Politics & Policy

Ben Carson vs. Barack Obama

A viral moment presents an opportunity.

The National Prayer Breakfast is not supposed to serve as a forum for a clash of political visions, but that was what Ben Carson made it last week.

The Johns Hopkins Hospital neurosurgeon and motivational speaker lit up the event with a politically charged speech that quickly went viral. Mention “death panels” standing a few yards from the president, and that tends to happen.

Putting aside the propriety of Carson’s delving into policy at an event that is supposed to be apolitical, the speech demonstrated the power of the old-fashioned American up-from-the-bootstraps success story joined to a celebration of old-fashioned American virtues. 

Carson’s personal story sounds like an elaboration of the old saw about walking to and from school through the snow uphill both ways. He grew up in Detroit. One of 24 children, his mother married when she was 13. Her husband was a bigamist, and she ended up raising her kids on her own with nothing.

Carson was a rotten student, teased by other kids for being “dumb.” At times, he lashed back at them, losing “all rational control,” as he put it in his autobiography. A broken family. Poor impulse control. Anger. These are not ingredients for success. For too many young men, in fact, they are ingredients for jail or an early grave.

As Carson tells it, his mom, working as a domestic, noticed that people in the homes where she was employed didn’t watch much TV. One day, she came home, turned off the TV and told Carson and his brother that they would read instead. She assigned them two written book reports a week, even though at the time she was only semi-literate herself.

She refused to take welfare, and she forbade her kids to feel sorry for themselves. As Carson put it at the prayer breakfast: “She never accepted an excuse from us. And if we ever came up with an excuse, she always said, ‘Do you have a brain?’ And if the answer was yes, then she said, ‘Then you could have thought your way out of it.’”

Carson’s grades improved. He went on to graduate from Yale and then from the University of Michigan Medical School. He became a gifted and celebrated pediatric neurosurgeon, performing the first successful surgical separation of conjoined twins. 

Against this personal backdrop, Carson has a very traditional American attitude toward success. He celebrates it unabashedly and believes in the gospel of self-reliance. Don’t become dependent on anyone else. Don’t consider yourself a victim. Don’t begrudge others their success. Get an education, work hard, and thank God you were born in the greatest country in the world. 

Carson’s is a voice of hope and aspiration but also of rigor and of standards. He spent a long part of his speech decrying the decline of American education. 

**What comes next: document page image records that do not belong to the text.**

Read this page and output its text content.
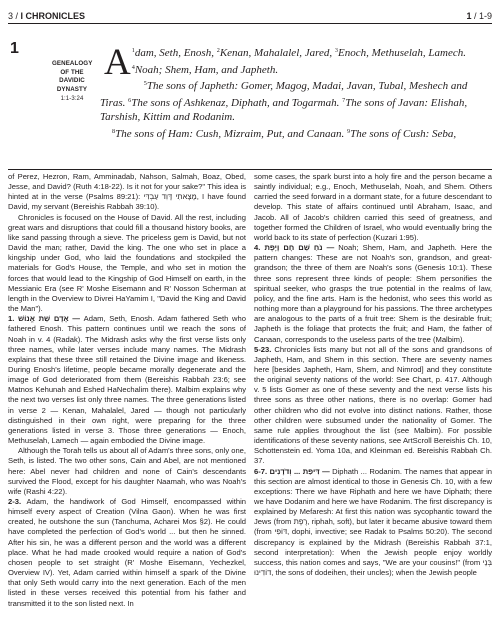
3 / I CHRONICLES	1 / 1-9
1
GENEALOGY
OF THE
DAVIDIC
DYNASTY
1:1-3:24

$^1$
A dam, Seth, Enosh, $^2$Kenan, Mahalalel, Jared, $^3$Enoch, Methuselah, Lamech. $^4$Noah; Shem, Ham, and Japheth.

$^5$The sons of Japheth: Gomer, Magog, Madai, Javan, Tubal, Meshech and Tiras. $^6$The sons of Ashkenaz, Diphath, and Togarmah. $^7$The sons of Javan: Elishah, Tarshish, Kittim and Rodanim.

$^8$The sons of Ham: Cush, Mizraim, Put, and Canaan. $^9$The sons of Cush: Seba,

of Perez, Hezron, Ram, Amminadab, Nahson, Salmah, Boaz, Obed, Jesse, and David? (Ruth 4:18-22). Is it not for your sake?" This idea is hinted at in the verse (Psalms 89:21): מָצָאתִי דָּוִד עַבְדִּי, I have found David, my servant (Bereishis Rabbah 39:10).

Chronicles is focused on the House of David. All the rest, including great wars and disruptions that could fill a thousand history books, are like sand passing through a sieve. The priceless gem is David, but not David the man; rather, David the king. The one who set in place a kingship under God, who laid the foundations and stockpiled the materials for God's House, the Temple, and who set in motion the forces that would lead to the Kingship of God Himself on earth, in the Messianic Era (see R' Moshe Eisemann and R' Nosson Scherman at length in the Overview to Divrei HaYamim I, "David the King and David the Man").

1. אָדָם שֵׁת אֱנוֹשׁ — Adam, Seth, Enosh. Adam fathered Seth who fathered Enosh. This pattern continues until we reach the sons of Noah in v. 4 (Radak). The Midrash asks why the first verse lists only three names, while later verses include many names. The Midrash explains that these three still retained the Divine image and likeness. During Enosh's lifetime, people became morally degenerate and the image of God deteriorated from them (Bereishis Rabbah 23:6; see Matnos Kehunah and Eshed HaNechalim there). Malbim explains why the next two verses list only three names. The three generations listed in verse 2 — Kenan, Mahalalel, Jared — though not particularly distinguished in their own right, were preparing for the three generations listed in verse 3. Those three generations — Enoch, Methuselah, Lamech — again embodied the Divine image.

Although the Torah tells us about all of Adam's three sons, only one, Seth, is listed. The two other sons, Cain and Abel, are not mentioned here: Abel never had children and none of Cain's descendants survived the Flood, except for his daughter Naamah, who was Noah's wife (Rashi 4:22).

2-3. Adam, the handiwork of God Himself, encompassed within himself every aspect of Creation (Vilna Gaon). When he was first created, he outshone the sun (Tanchuma, Acharei Mos §2). He could have completed the perfection of God's world ... but then he sinned. After his sin, he was a different person and the world was a different place. What he had made crooked would require a nation of God's chosen people to set straight (R' Moshe Eisemann, Yechezkel, Overview IV). Yet, Adam carried within himself a spark of the Divine that only Seth would carry into the next generation. Each of the men listed in these verses received this potential from his father and transmitted it to the son listed next. In

some cases, the spark burst into a holy fire and the person became a saintly individual; e.g., Enoch, Methuselah, Noah, and Shem. Others carried the seed forward in a dormant state, for a future descendant to develop. This state of affairs continued until Abraham, Isaac, and Jacob. All of Jacob's children carried this seed of greatness, and together formed the Children of Israel, who would eventually bring the world back to its state of perfection (Kuzari 1:95).

4. נֹחַ שֵׁם חָם וָיָפֶת — Noah; Shem, Ham, and Japheth. Here the pattern changes: These are not Noah's son, grandson, and great-grandson; the three of them are Noah's sons (Genesis 10:1). These three sons represent three kinds of people: Shem personifies the spiritual seeker, who grasps the true potential in the realms of law, policy, and the fine arts. Ham is the hedonist, who sees this world as nothing more than a playground for his passions. The three archetypes are analogous to the parts of a fruit tree: Shem is the desirable fruit; Japheth is the foliage that protects the fruit; and Ham, the father of Canaan, corresponds to the useless parts of the tree (Malbim).

5-23. Chronicles lists many but not all of the sons and grandsons of Japheth, Ham, and Shem in this section. There are seventy names here [besides Japheth, Ham, Shem, and Nimrod] and they constitute the original seventy nations of the world: See Chart, p. 417. Although v. 5 lists Gomer as one of these seventy and the next verse lists his three sons as three other nations, there is no overlap: Gomer had other children who did not evolve into distinct nations. Rather, those other children were subsumed under the nationality of Gomer. The same rule applies throughout the list (see Malbim). For possible identifications of these seventy nations, see ArtScroll Bereishis Ch. 10, Schottenstein ed. Yoma 10a, and Kleinman ed. Bereishis Rabbah Ch. 37.

6-7. דִּיפַת ... וְדֹדָנִים — Diphath ... Rodanim. The names that appear in this section are almost identical to those in Genesis Ch. 10, with a few exceptions: There we have Riphath and here we have Diphath; there we have Dodanim and here we have Rodanim. The first discrepancy is explained by Mefaresh: At first this nation was sycophantic toward the Jews (from רֶפֶת, riphah, soft), but later it became abusive toward them (from דּוֹפִי, dophi, invective; see Radak to Psalms 50:20). The second discrepancy is explained by the Midrash (Bereishis Rabbah 37:1, second interpretation): When the Jewish people enjoy worldly success, this nation comes and says, "We are your cousins!" (from בְּנֵי דוֹדִינוּ, the sons of dodeihen, their uncles); when the Jewish people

There is none of this that President Barack Obama or most any other liberal would disagree with. President Obama has spoken of his own single mom’s prodding him to study as a child. But Obama and company represent the party of government, and the premise of government programs tends to be that you can’t help yourself. 

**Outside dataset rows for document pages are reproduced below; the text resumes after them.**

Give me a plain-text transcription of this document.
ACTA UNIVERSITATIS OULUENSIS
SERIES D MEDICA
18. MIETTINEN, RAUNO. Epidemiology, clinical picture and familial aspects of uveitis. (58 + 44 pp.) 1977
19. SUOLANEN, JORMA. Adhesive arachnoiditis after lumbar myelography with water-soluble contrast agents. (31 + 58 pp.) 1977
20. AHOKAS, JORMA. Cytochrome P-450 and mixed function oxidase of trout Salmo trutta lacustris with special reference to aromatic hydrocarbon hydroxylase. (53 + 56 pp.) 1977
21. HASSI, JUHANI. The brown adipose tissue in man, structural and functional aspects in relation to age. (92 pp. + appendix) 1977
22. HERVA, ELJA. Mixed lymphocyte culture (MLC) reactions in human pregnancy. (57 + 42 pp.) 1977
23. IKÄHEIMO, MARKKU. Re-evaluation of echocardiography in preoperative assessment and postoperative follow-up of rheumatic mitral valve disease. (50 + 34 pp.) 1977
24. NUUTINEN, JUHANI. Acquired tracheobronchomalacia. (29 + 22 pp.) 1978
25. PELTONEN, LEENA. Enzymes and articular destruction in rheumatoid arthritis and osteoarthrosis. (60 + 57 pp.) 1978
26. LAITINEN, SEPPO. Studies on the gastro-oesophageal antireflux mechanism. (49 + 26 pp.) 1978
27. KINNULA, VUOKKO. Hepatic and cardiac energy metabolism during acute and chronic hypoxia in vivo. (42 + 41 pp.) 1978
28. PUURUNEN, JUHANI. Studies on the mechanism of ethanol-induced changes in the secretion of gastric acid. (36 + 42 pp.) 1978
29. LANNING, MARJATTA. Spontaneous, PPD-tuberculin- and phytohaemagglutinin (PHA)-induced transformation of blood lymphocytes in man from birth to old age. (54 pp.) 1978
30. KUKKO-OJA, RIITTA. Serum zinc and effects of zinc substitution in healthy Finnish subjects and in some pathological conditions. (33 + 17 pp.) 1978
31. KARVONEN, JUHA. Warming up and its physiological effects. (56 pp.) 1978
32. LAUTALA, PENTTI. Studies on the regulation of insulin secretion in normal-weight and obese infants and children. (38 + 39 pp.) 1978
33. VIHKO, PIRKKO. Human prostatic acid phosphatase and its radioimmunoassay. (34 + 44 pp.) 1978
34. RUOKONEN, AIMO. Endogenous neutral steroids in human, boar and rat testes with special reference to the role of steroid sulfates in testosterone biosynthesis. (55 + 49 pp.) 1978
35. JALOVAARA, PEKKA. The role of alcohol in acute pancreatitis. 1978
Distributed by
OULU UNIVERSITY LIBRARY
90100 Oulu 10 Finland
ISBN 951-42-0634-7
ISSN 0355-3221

A few days after being subjected to Carson, Obama delivered a State of the Union address that offered some program or other for practically every problem he identified. He took a pass on dealing with the debt and pushed for more taxes on the rich.

Warning of the disastrous effects of “moral decay” and “fiscal irresponsibility,” Carson touched on a very different approach in his speech, advocating government frugality, a flat tax, and health-care accounts controlled by individuals.

Carson insists — not persuasively, given the complexities involved — that these items are just common sense. What is common sense, or used to be, is the ethic of self-discipline and individual advancement that he exemplifies and extols so powerfully. May his viral moment give him the chance to spread the message even more widely.